Well , we have sex, but not very often, I never fake an orgasm. DH is aware that sometimes I am not as into it as him. I find that an unexpected BJ is a good idea. It is not really meant to be mutually enjoyable, so there is no expectations from me, he loves it, I like the fact that I have pleasured him. He knows that I wouldn't do it if I didn't want to. It sounds awful and cold written down, but in real life it seems to work Blush Having 3 little kids, we are both often too knackered to worry about it.

Every day, we seem to have at least one good belly laugh together, I think that is as important and as intimate as sex.

7to25 · 23/11/2011 21:33

It would be very unusual to be 50 and not going through any kind of hormonal changes

carantala · 24/11/2011 01:21

You may be one of those people who loves the thrill of a new relationship but who gets bored very quickly with the humdrum of daily routine and having sex with the same person; it's usually men who feel this way (sorry to any men who are not like this!). How was your relationship before you got together permanently? Perhaps you are missing the romance and the excitement that you once had?

carantala · 24/11/2011 02:22

jsilvia I am very sorry but I posted a bit too quickly and it was ill-conceived.

It is a wonderful achievement on your part to have two children at university and you must be extremely proud of them. Wonder if your life seems a little bit flat now as your children are heading towards independence (hopefully) and you are contemplating your own future. Don't be downhearted; write down the pros and cons (I did this on advice from MN - think it was from WWIFN miss her so much) and decide what's important! Hope that AF joins your thread - she also is brilliant!

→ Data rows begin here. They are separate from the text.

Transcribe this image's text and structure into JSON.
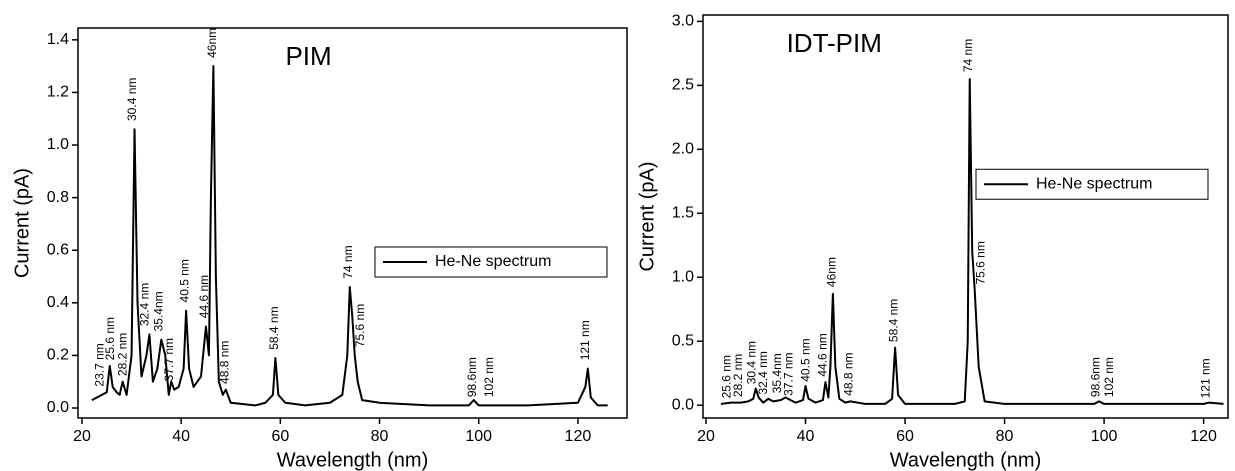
{
  "chart_data": [
    {
      "type": "line",
      "title": "PIM",
      "x_label": "Wavelength (nm)",
      "y_label": "Current (pA)",
      "xlim": [
        19.2,
        129.9
      ],
      "ylim": [
        -0.038,
        1.445
      ],
      "xticks": [
        20,
        40,
        60,
        80,
        100,
        120
      ],
      "yticks": [
        {
          "value": 0,
          "label": "0.0"
        },
        0.2,
        0.4,
        0.6,
        0.8,
        {
          "value": 1,
          "label": "1.0"
        },
        1.2,
        1.4
      ],
      "legend": "right",
      "series": [
        {
          "name": "He-Ne spectrum",
          "color": "#000000",
          "x": [
            22,
            23,
            24,
            25,
            25.6,
            26.2,
            27,
            27.6,
            28.2,
            29,
            30,
            30.6,
            31.2,
            32,
            33,
            33.6,
            34.3,
            35.2,
            36,
            36.8,
            37.5,
            38,
            38.6,
            39.5,
            40.5,
            41,
            41.6,
            42.5,
            44,
            45,
            45.6,
            46,
            46.5,
            47,
            47.6,
            48.4,
            49,
            50,
            55,
            57,
            58.5,
            59,
            59.6,
            61,
            65,
            70,
            72.5,
            73.5,
            74,
            74.5,
            75,
            75.6,
            76.5,
            80,
            90,
            98,
            99,
            100,
            102,
            110,
            120,
            121.5,
            122,
            122.6,
            124,
            126
          ],
          "values": [
            0.03,
            0.04,
            0.05,
            0.06,
            0.16,
            0.08,
            0.06,
            0.05,
            0.1,
            0.05,
            0.2,
            1.06,
            0.4,
            0.12,
            0.2,
            0.28,
            0.1,
            0.15,
            0.26,
            0.2,
            0.05,
            0.1,
            0.07,
            0.08,
            0.15,
            0.37,
            0.15,
            0.08,
            0.12,
            0.31,
            0.2,
            0.8,
            1.3,
            0.5,
            0.1,
            0.05,
            0.07,
            0.02,
            0.01,
            0.02,
            0.05,
            0.19,
            0.05,
            0.02,
            0.01,
            0.02,
            0.05,
            0.2,
            0.46,
            0.35,
            0.2,
            0.1,
            0.03,
            0.02,
            0.01,
            0.01,
            0.03,
            0.01,
            0.01,
            0.01,
            0.02,
            0.08,
            0.15,
            0.04,
            0.01,
            0.01
          ]
        }
      ],
      "annotations": [
        {
          "text": "23.7 nm",
          "x": 23.7,
          "y": 0.07
        },
        {
          "text": "25.6 nm",
          "x": 25.8,
          "y": 0.17
        },
        {
          "text": "28.2 nm",
          "x": 28.3,
          "y": 0.11
        },
        {
          "text": "30.4 nm",
          "x": 30.3,
          "y": 1.08
        },
        {
          "text": "32.4 nm",
          "x": 32.8,
          "y": 0.3
        },
        {
          "text": "35.4nm",
          "x": 35.6,
          "y": 0.28
        },
        {
          "text": "37.7 nm",
          "x": 37.7,
          "y": 0.09
        },
        {
          "text": "40.5 nm",
          "x": 40.8,
          "y": 0.39
        },
        {
          "text": "44.6 nm",
          "x": 44.8,
          "y": 0.33
        },
        {
          "text": "46nm",
          "x": 46.4,
          "y": 1.32
        },
        {
          "text": "48.8 nm",
          "x": 48.9,
          "y": 0.08
        },
        {
          "text": "58.4 nm",
          "x": 58.9,
          "y": 0.21
        },
        {
          "text": "74 nm",
          "x": 73.8,
          "y": 0.48
        },
        {
          "text": "75.6 nm",
          "x": 76.2,
          "y": 0.22
        },
        {
          "text": "98.6nm",
          "x": 98.8,
          "y": 0.03
        },
        {
          "text": "102 nm",
          "x": 102.2,
          "y": 0.03
        },
        {
          "text": "121 nm",
          "x": 121.6,
          "y": 0.17
        }
      ]
    },
    {
      "type": "line",
      "title": "IDT-PIM",
      "x_label": "Wavelength (nm)",
      "y_label": "Current (pA)",
      "xlim": [
        19.4,
        124.9
      ],
      "ylim": [
        -0.1,
        3.05
      ],
      "xticks": [
        20,
        40,
        60,
        80,
        100,
        120
      ],
      "yticks": [
        {
          "value": 0,
          "label": "0.0"
        },
        0.5,
        {
          "value": 1,
          "label": "1.0"
        },
        1.5,
        {
          "value": 2,
          "label": "2.0"
        },
        2.5,
        {
          "value": 3,
          "label": "3.0"
        }
      ],
      "legend": "right",
      "series": [
        {
          "name": "He-Ne spectrum",
          "color": "#000000",
          "x": [
            23,
            25,
            27,
            28.5,
            29.5,
            30,
            30.6,
            31.5,
            32.5,
            33.5,
            35,
            36,
            37,
            38,
            39.5,
            40,
            40.6,
            42,
            43.5,
            44,
            44.6,
            45,
            45.5,
            46,
            46.8,
            48,
            49,
            52,
            56,
            57.4,
            58,
            58.6,
            60,
            65,
            70,
            72,
            72.6,
            73,
            73.5,
            74,
            74.8,
            76,
            80,
            90,
            98,
            99,
            100,
            105,
            110,
            120,
            121,
            124
          ],
          "values": [
            0.01,
            0.02,
            0.02,
            0.03,
            0.05,
            0.13,
            0.06,
            0.02,
            0.05,
            0.03,
            0.04,
            0.06,
            0.04,
            0.02,
            0.04,
            0.15,
            0.05,
            0.02,
            0.04,
            0.18,
            0.06,
            0.3,
            0.87,
            0.3,
            0.05,
            0.02,
            0.03,
            0.01,
            0.01,
            0.05,
            0.45,
            0.08,
            0.01,
            0.01,
            0.01,
            0.03,
            0.5,
            2.55,
            1.2,
            0.9,
            0.3,
            0.03,
            0.01,
            0.01,
            0.01,
            0.03,
            0.01,
            0.01,
            0.01,
            0.01,
            0.02,
            0.01
          ]
        }
      ],
      "annotations": [
        {
          "text": "25.6 nm",
          "x": 24.3,
          "y": 0.03
        },
        {
          "text": "28.2 nm",
          "x": 26.6,
          "y": 0.04
        },
        {
          "text": "30.4 nm",
          "x": 29.3,
          "y": 0.14
        },
        {
          "text": "32.4 nm",
          "x": 31.6,
          "y": 0.06
        },
        {
          "text": "35.4nm",
          "x": 34.4,
          "y": 0.07
        },
        {
          "text": "37.7 nm",
          "x": 36.8,
          "y": 0.05
        },
        {
          "text": "40.5 nm",
          "x": 40.2,
          "y": 0.16
        },
        {
          "text": "44.6 nm",
          "x": 43.6,
          "y": 0.2
        },
        {
          "text": "46nm",
          "x": 45.4,
          "y": 0.9
        },
        {
          "text": "48.8 nm",
          "x": 48.8,
          "y": 0.05
        },
        {
          "text": "58.4 nm",
          "x": 57.9,
          "y": 0.47
        },
        {
          "text": "74 nm",
          "x": 72.8,
          "y": 2.58
        },
        {
          "text": "75.6 nm",
          "x": 75.3,
          "y": 0.92
        },
        {
          "text": "98.6nm",
          "x": 98.4,
          "y": 0.04
        },
        {
          "text": "102 nm",
          "x": 101.2,
          "y": 0.04
        },
        {
          "text": "121 nm",
          "x": 120.5,
          "y": 0.03
        }
      ]
    }
  ]
}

carantala · 24/11/2011 02:29
molly3478 · 24/11/2011 07:15

Personally I couldnt be married to someone I wasnt sexually attracted to, otherwise what serperates your relationship from just friends? I dont think the spark and initial attraction should fade out personally.

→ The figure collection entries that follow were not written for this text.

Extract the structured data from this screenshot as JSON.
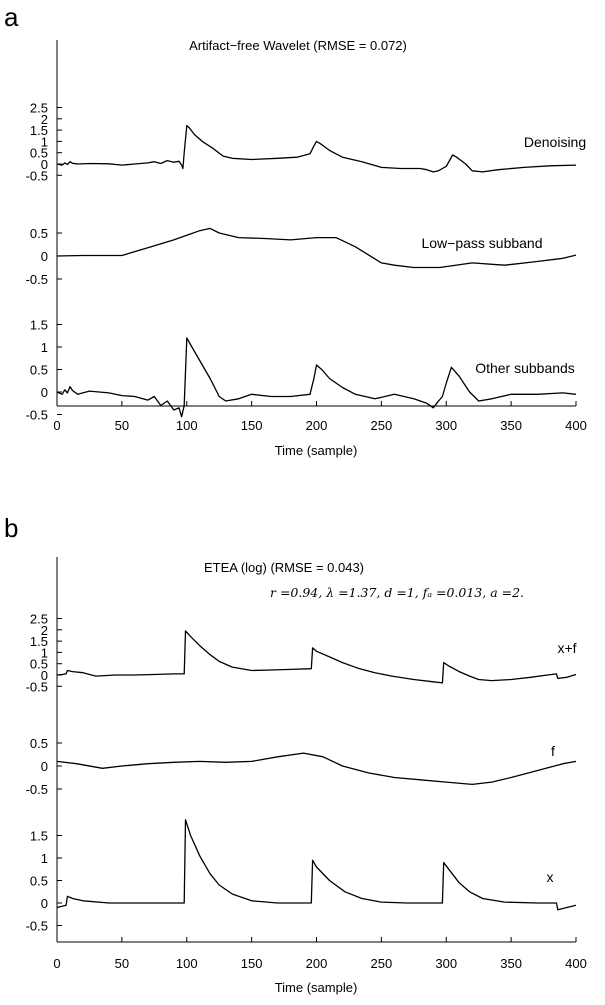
{
  "chart_data": [
    {
      "panel": "a",
      "type": "line",
      "title": "Artifact−free Wavelet (RMSE = 0.072)",
      "xlabel": "Time (sample)",
      "xlim": [
        0,
        400
      ],
      "xticks": [
        0,
        50,
        100,
        150,
        200,
        250,
        300,
        350,
        400
      ],
      "series": [
        {
          "name": "Denoising",
          "yticks": [
            "2.5",
            "2",
            "1.5",
            "1",
            "0.5",
            "0",
            "-0.5"
          ],
          "ylim": [
            -0.5,
            2.5
          ],
          "points": [
            [
              0,
              0
            ],
            [
              4,
              -0.05
            ],
            [
              6,
              0.05
            ],
            [
              8,
              -0.02
            ],
            [
              10,
              0.1
            ],
            [
              12,
              0.03
            ],
            [
              16,
              0
            ],
            [
              25,
              0.02
            ],
            [
              40,
              0.01
            ],
            [
              50,
              -0.05
            ],
            [
              60,
              0
            ],
            [
              70,
              0.05
            ],
            [
              75,
              0.1
            ],
            [
              80,
              0.02
            ],
            [
              85,
              0.15
            ],
            [
              90,
              0.08
            ],
            [
              94,
              0.12
            ],
            [
              96,
              -0.05
            ],
            [
              97,
              -0.2
            ],
            [
              98,
              0.5
            ],
            [
              100,
              1.7
            ],
            [
              102,
              1.6
            ],
            [
              106,
              1.3
            ],
            [
              112,
              1.0
            ],
            [
              120,
              0.7
            ],
            [
              128,
              0.35
            ],
            [
              135,
              0.25
            ],
            [
              150,
              0.2
            ],
            [
              170,
              0.25
            ],
            [
              185,
              0.3
            ],
            [
              195,
              0.45
            ],
            [
              198,
              0.8
            ],
            [
              200,
              1.0
            ],
            [
              203,
              0.9
            ],
            [
              210,
              0.6
            ],
            [
              220,
              0.3
            ],
            [
              235,
              0.1
            ],
            [
              250,
              -0.15
            ],
            [
              265,
              -0.2
            ],
            [
              280,
              -0.2
            ],
            [
              285,
              -0.25
            ],
            [
              290,
              -0.35
            ],
            [
              294,
              -0.3
            ],
            [
              297,
              -0.2
            ],
            [
              300,
              -0.1
            ],
            [
              305,
              0.4
            ],
            [
              308,
              0.3
            ],
            [
              315,
              0
            ],
            [
              320,
              -0.3
            ],
            [
              328,
              -0.35
            ],
            [
              340,
              -0.25
            ],
            [
              360,
              -0.15
            ],
            [
              380,
              -0.08
            ],
            [
              400,
              -0.05
            ]
          ]
        },
        {
          "name": "Low−pass subband",
          "yticks": [
            "0.5",
            "0",
            "-0.5"
          ],
          "ylim": [
            -0.5,
            0.5
          ],
          "points": [
            [
              0,
              0
            ],
            [
              20,
              0.01
            ],
            [
              50,
              0.01
            ],
            [
              70,
              0.18
            ],
            [
              90,
              0.35
            ],
            [
              100,
              0.45
            ],
            [
              110,
              0.55
            ],
            [
              118,
              0.6
            ],
            [
              125,
              0.5
            ],
            [
              140,
              0.4
            ],
            [
              160,
              0.38
            ],
            [
              180,
              0.35
            ],
            [
              200,
              0.4
            ],
            [
              215,
              0.4
            ],
            [
              230,
              0.2
            ],
            [
              250,
              -0.15
            ],
            [
              260,
              -0.2
            ],
            [
              275,
              -0.25
            ],
            [
              295,
              -0.25
            ],
            [
              320,
              -0.15
            ],
            [
              345,
              -0.2
            ],
            [
              370,
              -0.12
            ],
            [
              390,
              -0.05
            ],
            [
              400,
              0.02
            ]
          ]
        },
        {
          "name": "Other subbands",
          "yticks": [
            "1.5",
            "1",
            "0.5",
            "0",
            "-0.5"
          ],
          "ylim": [
            -0.6,
            1.5
          ],
          "points": [
            [
              0,
              0
            ],
            [
              4,
              -0.05
            ],
            [
              6,
              0.05
            ],
            [
              8,
              -0.02
            ],
            [
              10,
              0.12
            ],
            [
              12,
              0.03
            ],
            [
              16,
              -0.05
            ],
            [
              25,
              0.02
            ],
            [
              40,
              -0.02
            ],
            [
              50,
              -0.08
            ],
            [
              60,
              -0.1
            ],
            [
              70,
              -0.18
            ],
            [
              75,
              -0.1
            ],
            [
              80,
              -0.3
            ],
            [
              85,
              -0.2
            ],
            [
              90,
              -0.4
            ],
            [
              94,
              -0.35
            ],
            [
              96,
              -0.55
            ],
            [
              98,
              -0.3
            ],
            [
              100,
              1.2
            ],
            [
              104,
              1.0
            ],
            [
              110,
              0.7
            ],
            [
              118,
              0.3
            ],
            [
              125,
              -0.1
            ],
            [
              130,
              -0.2
            ],
            [
              140,
              -0.15
            ],
            [
              150,
              -0.05
            ],
            [
              165,
              -0.1
            ],
            [
              180,
              -0.1
            ],
            [
              195,
              -0.05
            ],
            [
              198,
              0.3
            ],
            [
              200,
              0.6
            ],
            [
              204,
              0.5
            ],
            [
              210,
              0.3
            ],
            [
              220,
              0.1
            ],
            [
              230,
              -0.05
            ],
            [
              245,
              -0.15
            ],
            [
              260,
              -0.05
            ],
            [
              275,
              -0.15
            ],
            [
              285,
              -0.25
            ],
            [
              290,
              -0.35
            ],
            [
              294,
              -0.2
            ],
            [
              297,
              -0.1
            ],
            [
              300,
              0.2
            ],
            [
              304,
              0.55
            ],
            [
              310,
              0.35
            ],
            [
              318,
              0
            ],
            [
              325,
              -0.2
            ],
            [
              335,
              -0.15
            ],
            [
              350,
              -0.05
            ],
            [
              370,
              -0.05
            ],
            [
              390,
              -0.02
            ],
            [
              400,
              -0.05
            ]
          ]
        }
      ]
    },
    {
      "panel": "b",
      "type": "line",
      "title": "ETEA (log) (RMSE = 0.043)",
      "params": "r =0.94, λ =1.37, d =1, fₐ =0.013, a =2.",
      "xlabel": "Time (sample)",
      "xlim": [
        0,
        400
      ],
      "xticks": [
        0,
        50,
        100,
        150,
        200,
        250,
        300,
        350,
        400
      ],
      "series": [
        {
          "name": "x+f",
          "yticks": [
            "2.5",
            "2",
            "1.5",
            "1",
            "0.5",
            "0",
            "-0.5"
          ],
          "ylim": [
            -0.5,
            2.5
          ],
          "points": [
            [
              0,
              0
            ],
            [
              4,
              0.02
            ],
            [
              7,
              0.05
            ],
            [
              8,
              0.2
            ],
            [
              12,
              0.15
            ],
            [
              20,
              0.1
            ],
            [
              30,
              -0.05
            ],
            [
              45,
              0
            ],
            [
              60,
              0
            ],
            [
              75,
              0.02
            ],
            [
              90,
              0.05
            ],
            [
              98,
              0.05
            ],
            [
              99,
              1.95
            ],
            [
              103,
              1.7
            ],
            [
              110,
              1.3
            ],
            [
              118,
              0.9
            ],
            [
              125,
              0.6
            ],
            [
              135,
              0.35
            ],
            [
              150,
              0.2
            ],
            [
              165,
              0.22
            ],
            [
              180,
              0.25
            ],
            [
              196,
              0.28
            ],
            [
              197,
              1.2
            ],
            [
              200,
              1.05
            ],
            [
              210,
              0.8
            ],
            [
              220,
              0.55
            ],
            [
              232,
              0.3
            ],
            [
              245,
              0.1
            ],
            [
              258,
              -0.05
            ],
            [
              275,
              -0.2
            ],
            [
              290,
              -0.3
            ],
            [
              297,
              -0.35
            ],
            [
              298,
              0.55
            ],
            [
              302,
              0.4
            ],
            [
              310,
              0.15
            ],
            [
              318,
              -0.05
            ],
            [
              325,
              -0.2
            ],
            [
              335,
              -0.25
            ],
            [
              350,
              -0.2
            ],
            [
              365,
              -0.1
            ],
            [
              378,
              0
            ],
            [
              385,
              0.05
            ],
            [
              386,
              -0.15
            ],
            [
              393,
              -0.1
            ],
            [
              400,
              0.02
            ]
          ]
        },
        {
          "name": "f",
          "yticks": [
            "0.5",
            "0",
            "-0.5"
          ],
          "ylim": [
            -0.5,
            0.5
          ],
          "points": [
            [
              0,
              0.1
            ],
            [
              15,
              0.05
            ],
            [
              35,
              -0.05
            ],
            [
              50,
              0
            ],
            [
              70,
              0.05
            ],
            [
              90,
              0.08
            ],
            [
              110,
              0.1
            ],
            [
              130,
              0.08
            ],
            [
              150,
              0.1
            ],
            [
              170,
              0.2
            ],
            [
              190,
              0.28
            ],
            [
              205,
              0.2
            ],
            [
              220,
              0
            ],
            [
              240,
              -0.15
            ],
            [
              260,
              -0.25
            ],
            [
              280,
              -0.3
            ],
            [
              300,
              -0.35
            ],
            [
              320,
              -0.4
            ],
            [
              335,
              -0.35
            ],
            [
              350,
              -0.25
            ],
            [
              370,
              -0.1
            ],
            [
              390,
              0.05
            ],
            [
              400,
              0.1
            ]
          ]
        },
        {
          "name": "x",
          "yticks": [
            "1.5",
            "1",
            "0.5",
            "0",
            "-0.5"
          ],
          "ylim": [
            -0.6,
            1.5
          ],
          "points": [
            [
              0,
              -0.1
            ],
            [
              7,
              -0.05
            ],
            [
              8,
              0.15
            ],
            [
              12,
              0.1
            ],
            [
              20,
              0.05
            ],
            [
              40,
              0
            ],
            [
              60,
              0
            ],
            [
              80,
              0
            ],
            [
              98,
              0
            ],
            [
              99,
              1.85
            ],
            [
              103,
              1.5
            ],
            [
              110,
              1.05
            ],
            [
              118,
              0.65
            ],
            [
              125,
              0.4
            ],
            [
              135,
              0.2
            ],
            [
              150,
              0.05
            ],
            [
              170,
              0
            ],
            [
              196,
              0
            ],
            [
              197,
              0.95
            ],
            [
              200,
              0.8
            ],
            [
              210,
              0.5
            ],
            [
              222,
              0.25
            ],
            [
              235,
              0.1
            ],
            [
              250,
              0.02
            ],
            [
              270,
              0
            ],
            [
              297,
              0
            ],
            [
              298,
              0.9
            ],
            [
              302,
              0.75
            ],
            [
              310,
              0.45
            ],
            [
              318,
              0.25
            ],
            [
              328,
              0.1
            ],
            [
              345,
              0.02
            ],
            [
              370,
              0
            ],
            [
              385,
              0
            ],
            [
              386,
              -0.15
            ],
            [
              393,
              -0.1
            ],
            [
              400,
              -0.05
            ]
          ]
        }
      ]
    }
  ],
  "icons": {}
}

ToniSoprano · 24/11/2011 16:42

I know some people this happened to, and they went to Relate and it got sorted very quickly and to both of their satisfaction! Apparently sexual counselling is one of the easiest, fastest and most effective.... If you still want the relationship and all the other stuff, and this is the only thing, and you actually want to improve it, I think it can be done!

ToniSoprano · 24/11/2011 16:44

And, in answer to your question does it matter? - it does matter if it matters to you!

Helltotheno · 24/11/2011 16:46

I'd say large numbers of people are in relationships which are more about friendship and less - if at all - about sex, especially people in their 40s and 50s. As the previous poster said, it's more about what you want and how that feels to you.

recall · 25/11/2011 22:26

molly what if your partner was injured and disfigured, would you split up if you no longer found them sexually attractive ?

FabbyChic · 25/11/2011 22:30

We in our forties might seem old to you but I still feel 25 when I have a decent relationship I shall be fucking for England.

Once the desire goes its time to move on.

recall · 25/11/2011 23:36

Fabbychic "Once the desire has gone its time to move on"

Can you imagine explaining to 3 kids that we left your Dad cos I didn't want to shag him much anymore, you can't just abandon a relationship cos you don't want to shag.

toptramp · 26/11/2011 00:06

I don't think that not wanting to shag someone any more is a bad reason to leave a relationship. Of course you don't have to tell your children the whole truth about the sex bit but if you don't want to shag him decide is it worth it? Don't you deserve sex with someone you desire?

toptramp · 26/11/2011 00:07

Is it a relationship if you don't want to shag though? Or just friendship?